I am really interested in running some actual tests of this proposal. I think it would really help inform some of the design considerations, such as the minimum size of an interest group.

I've spoken with a number of engineers on Facebook's Audience Network team to think about how we could go about designing such a test, and we immediately encountered a few big open questions we need to resolve in order to design an experiment. I'll post about them one at a time to simplify the discussion.
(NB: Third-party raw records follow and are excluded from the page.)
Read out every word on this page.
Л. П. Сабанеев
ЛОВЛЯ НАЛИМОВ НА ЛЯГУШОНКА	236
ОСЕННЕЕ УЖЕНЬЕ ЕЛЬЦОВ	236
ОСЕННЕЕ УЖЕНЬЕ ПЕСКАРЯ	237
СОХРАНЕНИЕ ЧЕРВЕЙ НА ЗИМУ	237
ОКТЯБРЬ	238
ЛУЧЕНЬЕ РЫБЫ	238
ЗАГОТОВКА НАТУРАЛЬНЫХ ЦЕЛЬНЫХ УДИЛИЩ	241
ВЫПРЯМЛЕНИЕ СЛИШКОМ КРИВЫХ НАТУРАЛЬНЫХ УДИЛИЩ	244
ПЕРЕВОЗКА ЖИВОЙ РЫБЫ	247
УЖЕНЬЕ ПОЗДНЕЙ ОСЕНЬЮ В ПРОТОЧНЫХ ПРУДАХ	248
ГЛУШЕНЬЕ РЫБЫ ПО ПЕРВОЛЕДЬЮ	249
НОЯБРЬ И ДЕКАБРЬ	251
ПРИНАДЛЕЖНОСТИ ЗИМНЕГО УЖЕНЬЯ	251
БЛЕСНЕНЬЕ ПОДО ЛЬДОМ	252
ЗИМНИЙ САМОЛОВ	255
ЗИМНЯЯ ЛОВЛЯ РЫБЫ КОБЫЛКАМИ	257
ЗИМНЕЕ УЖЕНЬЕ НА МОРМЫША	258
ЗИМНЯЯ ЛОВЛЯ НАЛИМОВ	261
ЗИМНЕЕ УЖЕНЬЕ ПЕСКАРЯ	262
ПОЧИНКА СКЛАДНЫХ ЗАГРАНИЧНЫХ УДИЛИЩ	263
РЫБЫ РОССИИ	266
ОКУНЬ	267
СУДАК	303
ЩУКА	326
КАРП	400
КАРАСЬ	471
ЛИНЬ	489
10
  1. Attribution. Currently, we are able to train machine learning systems by providing them with training data like: "We showed this ad, in this context, to this person and it did/did-not lead to a conversion". With Chrome's proposed Conversion Measurement API this would still be possible. We take large numbers of rows of this type of training data and send it to an ML model to learn. In a TURTLEDOVE world, what attributed conversion data will be available for model training? I assume we would NOT be able to use the conversion measurement API in this context and will only have access to aggregated metrics. If that's the case, what aggregate metrics will we have available for model training? Will the reporting be standardized and automatically generated by the browser, or will we have some degree of control here?

I am not sure what you have in mind, nor am I sure what would be the most useful metrics, but here are some random ideas of potential things one might attempt to measure to kick off a discussion:

  • I served campaign_id = 0x15283750234 when I received a private interest group ad request for an unknown context. It did / did-not result in a conversion.
  • In the last 24 hours, I have served a total of 10,000 advertisements on publisher X via the TURTLEDOVE API. Out of those, 234 of them were ads for advertiser Y. The aggregated reporting API tells me that 14 conversions happened on advertiser Y's website as a result of those 234 ad impressions.
  • In the last 7 days, I have served a total of 100 ads to interest group Z across a variety of publishers. Of those ads, 22 of them were ads for advertiser Y. The aggregated reporting API tells me that 1 conversion happened on advertiser Y's website as a result of those 22 ad impressions.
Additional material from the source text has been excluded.